Programming language-agnostic tools
This is a list of tools that are not specific to a specific programming language.
Version control
- git: version control software.
- SmartGit: nice git GUI application that is cross-platform (Windows/MacOS/Linux) and can be used with multiple hosting services.
- DVC: Data Version Control, tool to manage versions of your data alongside your code. Using this tool avoid having to commit large files into a git repository for which it is not intended.
- GitHub hosting platform.
- GitLab hosting platform.
Build tools
Some build tools can be used for many programming languages. Build tools let you specify how to build your applications and libraries, but often also how to test and package them.
- CMake: cross-platform build tool that can be used to build and install C/C++/Fortran libraries and applications. A number of examples of using CMake in various scenarios can be found in the repository on CMake use cases.
Package managers
Some package managers are fairly specific to a particular programming language, but others can be used for multiple languages, or even workflows.
- Spack: package manager that can be used to install software in a controlled environment, ensuring that the software is built with the correct dependencies and compiler options.
Libraries
Libraries are collections of code that can be used to perform specific tasks. The libraries listed here are useful in the context of scientific computing. They are available in multiple programming languages via bindings, or used under the hood by language-specific libraries.
- BLAS: Basic Linear Algebra Subprograms, a library that provides standard building blocks for performing linear algebra operations.
- LAPACK: Linear Algebra PACKage, a library that provides routines for solving systems of linear equations, linear least squares problems, eigenvalue problems, and singular value decomposition.
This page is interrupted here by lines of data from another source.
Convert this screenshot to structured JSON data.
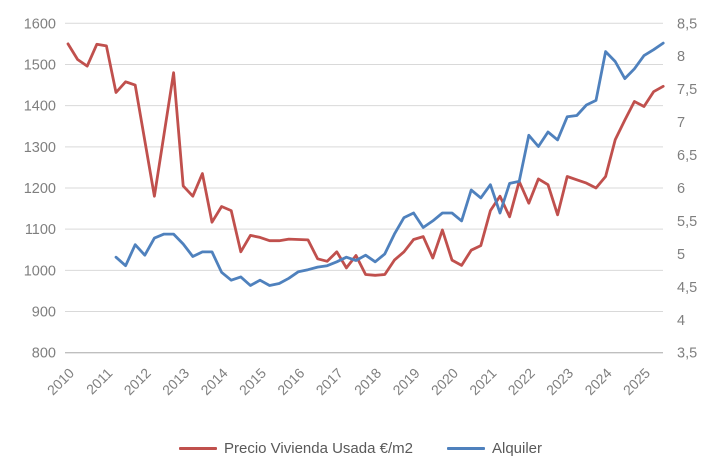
{
  "chart_data": {
    "type": "line",
    "title": "",
    "x_categories": [
      "2010Q1",
      "2010Q2",
      "2010Q3",
      "2010Q4",
      "2011Q1",
      "2011Q2",
      "2011Q3",
      "2011Q4",
      "2012Q1",
      "2012Q2",
      "2012Q3",
      "2012Q4",
      "2013Q1",
      "2013Q2",
      "2013Q3",
      "2013Q4",
      "2014Q1",
      "2014Q2",
      "2014Q3",
      "2014Q4",
      "2015Q1",
      "2015Q2",
      "2015Q3",
      "2015Q4",
      "2016Q1",
      "2016Q2",
      "2016Q3",
      "2016Q4",
      "2017Q1",
      "2017Q2",
      "2017Q3",
      "2017Q4",
      "2018Q1",
      "2018Q2",
      "2018Q3",
      "2018Q4",
      "2019Q1",
      "2019Q2",
      "2019Q3",
      "2019Q4",
      "2020Q1",
      "2020Q2",
      "2020Q3",
      "2020Q4",
      "2021Q1",
      "2021Q2",
      "2021Q3",
      "2021Q4",
      "2022Q1",
      "2022Q2",
      "2022Q3",
      "2022Q4",
      "2023Q1",
      "2023Q2",
      "2023Q3",
      "2023Q4",
      "2024Q1",
      "2024Q2",
      "2024Q3",
      "2024Q4",
      "2025Q1",
      "2025Q2",
      "2025Q3"
    ],
    "x_tick_labels": [
      "2010",
      "2011",
      "2012",
      "2013",
      "2014",
      "2015",
      "2016",
      "2017",
      "2018",
      "2019",
      "2020",
      "2021",
      "2022",
      "2023",
      "2024",
      "2025"
    ],
    "series": [
      {
        "name": "Precio Vivienda Usada €/m2",
        "axis": "left",
        "color": "#C0504D",
        "values": [
          1550,
          1512,
          1496,
          1549,
          1545,
          1432,
          1458,
          1450,
          1315,
          1180,
          1330,
          1480,
          1205,
          1180,
          1235,
          1117,
          1155,
          1145,
          1045,
          1085,
          1080,
          1072,
          1072,
          1076,
          1075,
          1074,
          1028,
          1022,
          1045,
          1006,
          1036,
          990,
          988,
          990,
          1025,
          1045,
          1075,
          1082,
          1030,
          1098,
          1025,
          1012,
          1049,
          1060,
          1145,
          1180,
          1130,
          1216,
          1163,
          1222,
          1208,
          1135,
          1228,
          1220,
          1212,
          1200,
          1228,
          1317,
          1365,
          1410,
          1398,
          1434,
          1447
        ]
      },
      {
        "name": "Alquiler",
        "axis": "right",
        "color": "#4F81BD",
        "values": [
          null,
          null,
          null,
          null,
          null,
          4.95,
          4.82,
          5.14,
          4.98,
          5.24,
          5.3,
          5.3,
          5.15,
          4.96,
          5.03,
          5.03,
          4.72,
          4.6,
          4.65,
          4.52,
          4.6,
          4.52,
          4.55,
          4.63,
          4.73,
          4.76,
          4.8,
          4.82,
          4.88,
          4.95,
          4.9,
          4.98,
          4.88,
          5.0,
          5.3,
          5.55,
          5.62,
          5.4,
          5.5,
          5.62,
          5.62,
          5.5,
          5.97,
          5.85,
          6.05,
          5.62,
          6.07,
          6.1,
          6.8,
          6.63,
          6.85,
          6.73,
          7.08,
          7.1,
          7.26,
          7.33,
          8.07,
          7.92,
          7.66,
          7.81,
          8.01,
          8.1,
          8.2
        ]
      }
    ],
    "left_axis": {
      "min": 800,
      "max": 1600,
      "step": 100,
      "tick_labels": [
        "1600",
        "1500",
        "1400",
        "1300",
        "1200",
        "1100",
        "1000",
        "900",
        "800"
      ]
    },
    "right_axis": {
      "min": 3.5,
      "max": 8.5,
      "step": 0.5,
      "tick_labels": [
        "8,5",
        "8",
        "7,5",
        "7",
        "6,5",
        "6",
        "5,5",
        "5",
        "4,5",
        "4",
        "3,5"
      ]
    },
    "legend_position": "bottom",
    "grid": "horizontal"
  },
  "style_colors": {
    "gridline": "#D9D9D9",
    "axis_line": "#BFBFBF",
    "tick_label": "#7F7F7F",
    "legend_text": "#595959"
  }
}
- FFTW: Fastest Fourier Transform in the West, a library that provides routines for computing the Discrete Fourier Transform (DFT) and its inverse.
Containers
Containers are a way to package your code and its dependencies in a way that makes it easy to share with others. They can be used to ensure that your code runs in the same environment on different machines. In addition, they can be used to ensure that your code runs in the same environment at different times, contributing to the reproducibility of your results.
- Docker: containerization tool that can be used to specify the exact environment in which your code is run, including the operating system and the versions of all software used.
- Podman: a daemonless container engine for developing, managing, and running OCI Containers on your Linux System.
- Apptainer: containerization tool that is compatible with Singularity and Docker. It is designed to be used in an HPC environment and doesn't require root privileges to build images and run containers.
Workflows
- Snakemake: a workflow management system that aims to reduce the complexity of creating workflows by providing a readable and expressive syntax in Python style.
- Nextflow: a workflow manager that enables the development of portable and reproducible workflows. It comes with a domain-specific language that simplifies the writing of complex computational workflows.
Documentation
In this session, we will discuss two tools for creating attractive documentation, Doxygen and MkDocs. The former is best suited for reference guides, while the latter is excellent for tutorial-style material.
- Doxygen: some programming languages such as Java and Python provide support for documentation as part of their specification. The languages we use most frequently in an HPC context, C, C++, and Fortran, have no such provisions. However, Doxygen generates reference documentation out of comment blocks for a wide variety of programming languages, including those of interest to us. This documentation is fully hyperlinked. For instance, clicking the type of a function's argument will bring you to the type's documentation.
- MkDocs: this is a very convenient tool for generating nice looking documentation that can be viewed standalone as HTML pages, or that can be served from the ReadTheDocs service. It automatically generates a navigation panel and adds search functionality. You can also define a GitHub trigger that will automatically push your project's documentation to Read the Docs each time you do a release. Documentation of previous software versions remain available. In that scenario, MkDocs will provide useful previews before you make a release of your code project.
- Sphinx: this is another tool to generate documentation. It can generate API reference documentation for Python, and tutorial style documentation in general. The resulting documentation can be hosted on ReadTheDocs or GitHub pages.
- ReadTheDocs: a hosting service for documentation. It supports both MkDocs and Sphinx. Documentation can be fetched from a GitHub repository and (re)built. This can be automized and set to be triggered by, e.g., a merge into main.
- GitHub pages: you can activate pages for any GitHub repository. This will create a website that you can use to host the documentation for your project to make it available to your group or even to every user of your software. The documentaiton can be genreated using a GitHub Action triggered by, for instance, a merge into the main branch. The repository that hosts this information is an example of that.
Testing
Some testing tools are generic and can be used to do functional testing for application developed in any programming language.
- shunit2 framework: use Bash scripts to perform functional testing as unit tests.
- CTest: CTest is part of CMake and lets you do functional testing as part of the build process.
Licensing
Selecting an appropirate license is not trivial.
- Website that tries to guide you through the process.
Attribution
- Zenodo: website to request a Digital Object Identifier (DOI) for your version control repositories.